Ela discorre sobre a maioria dos temas ao longo do álbum, dizendo em A&W (uma abreviação que pode ser traduzida como “prostituta americana”) que não se importa com o que falam dela: “Olhe para mim / O comprimento do meu cabelo, meu rosto, o formato do meu corpo / Você acha que eu me importo com o que eu faço depois de anos ouvindo eles falarem?”.
Na música, a mais longa do álbum, com mais de sete minutos, ela ainda fala sobre sua relação com o amor e o sexo, dois conceitos que sempre permearam sua carreira. “Não é mais sobre ter alguém para amar / Não, é sobre a experiência de ser uma prostituta americana”.
Aqui ela parece se questionar mais, e acaba fazendo canções mais inventivas. A parceria com Jack Antonoff, que co-escreveu e produziu os discos “Norman Fucking Rockwell!” de 2019, e “Chemtrails Over the Country Club”, de 2021, se prova frutífera mais uma vez, e eles experimentam novos sons, como em Peppers, em parceria com a rapper Tommy Genesis.
E é a partir da metade do disco, em Paris, Texas, que isso fica mais evidente, e a sequência final é o ponto alto do disco. A partir daqui, encontramos a Lana de sempre, mas ao mesmo tempo ela encontra uma nova linguagem, quase como um conto de fadas, ou um sonho que ela divide conosco. Uma viagem ao passado, ou só uma viagem.
As parcerias também são pontos altos do álbum, especialmente com Jon Baptiste em Candy Necklace e Father John Misty, com quem ela compartilha a bonita Let The Light In, que narra os encontros apaixonados de um casal. Ela ainda canta com Antonoff e seu Bleachers em Margaret. Além do talento de Baptiste no piano, Lana ainda conta com o pianista Riopy em Grandfather Please Stand on the Shoulders of My Father While He’s Deep-Sea Fishing.
O disco tem algumas interrogações, como um sermão do pastor Judah Smith que aparece na quinta faixa. Conhecido por suas visões retrógradas e homofóbicas, Smith não faz sentido no disco, mesmo que pareça que a contora o coloque lá com o propósito de tirar sarro de suas palavras. Brincadeira ou não, é fora do tom e poderia não estar lá.
Mas ao menos ela compensa isso com Jon Baptiste Interlude, onde parece se divertir com o cantor e pianista, enquanto grava os momentos em que eles trabalham em uma música.
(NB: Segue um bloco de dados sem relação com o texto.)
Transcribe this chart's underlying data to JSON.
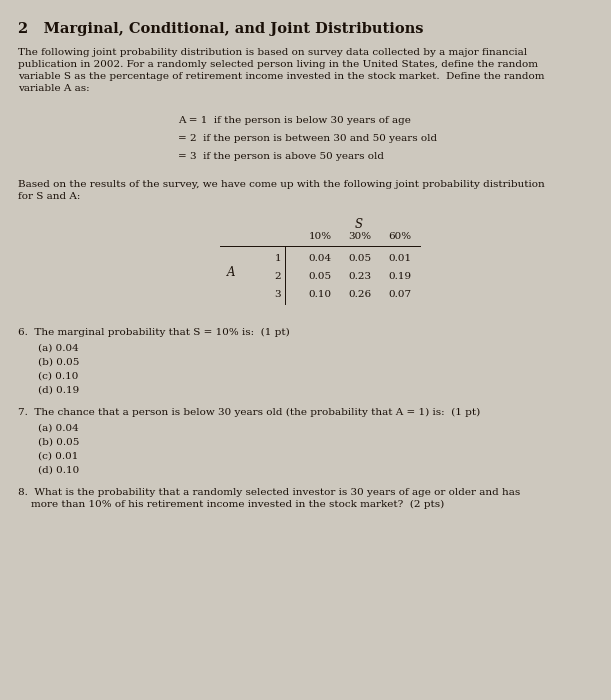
{
  "title": "2   Marginal, Conditional, and Joint Distributions",
  "bg_color": "#cdc8be",
  "text_color": "#1a1008",
  "intro_text": "The following joint probability distribution is based on survey data collected by a major financial\npublication in 2002. For a randomly selected person living in the United States, define the random\nvariable S as the percentage of retirement income invested in the stock market.  Define the random\nvariable A as:",
  "definitions": [
    "A = 1  if the person is below 30 years of age",
    "= 2  if the person is between 30 and 50 years old",
    "= 3  if the person is above 50 years old"
  ],
  "survey_text": "Based on the results of the survey, we have come up with the following joint probability distribution\nfor S and A:",
  "table_header_S": "S",
  "table_col_labels": [
    "10%",
    "30%",
    "60%"
  ],
  "table_row_label": "A",
  "table_rows": [
    [
      "1",
      "0.04",
      "0.05",
      "0.01"
    ],
    [
      "2",
      "0.05",
      "0.23",
      "0.19"
    ],
    [
      "3",
      "0.10",
      "0.26",
      "0.07"
    ]
  ],
  "q6_text": "6.  The marginal probability that S = 10% is:  (1 pt)",
  "q6_options": [
    "(a) 0.04",
    "(b) 0.05",
    "(c) 0.10",
    "(d) 0.19"
  ],
  "q7_text": "7.  The chance that a person is below 30 years old (the probability that A = 1) is:  (1 pt)",
  "q7_options": [
    "(a) 0.04",
    "(b) 0.05",
    "(c) 0.01",
    "(d) 0.10"
  ],
  "q8_text": "8.  What is the probability that a randomly selected investor is 30 years of age or older and has\n    more than 10% of his retirement income invested in the stock market?  (2 pts)",
  "title_fontsize": 10.5,
  "body_fontsize": 7.5,
  "option_indent": 0.1,
  "def_indent": 0.3
}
“Did You Know That There’s a Tunnel Under Ocean Blvd” talvez não tenha o apelo comercial de obras anteriores, mas Lana Del Rey também não parece preocupada com isso. Não se engane, ela quer continuar relevante, quer ser ouvida, e deixa isso claro em sua música. Só parece cada vez menos disposta a comprometer seu som e sua voz para isso. O resultado é original e melancólico, como já nos acostumamos a esperar dela.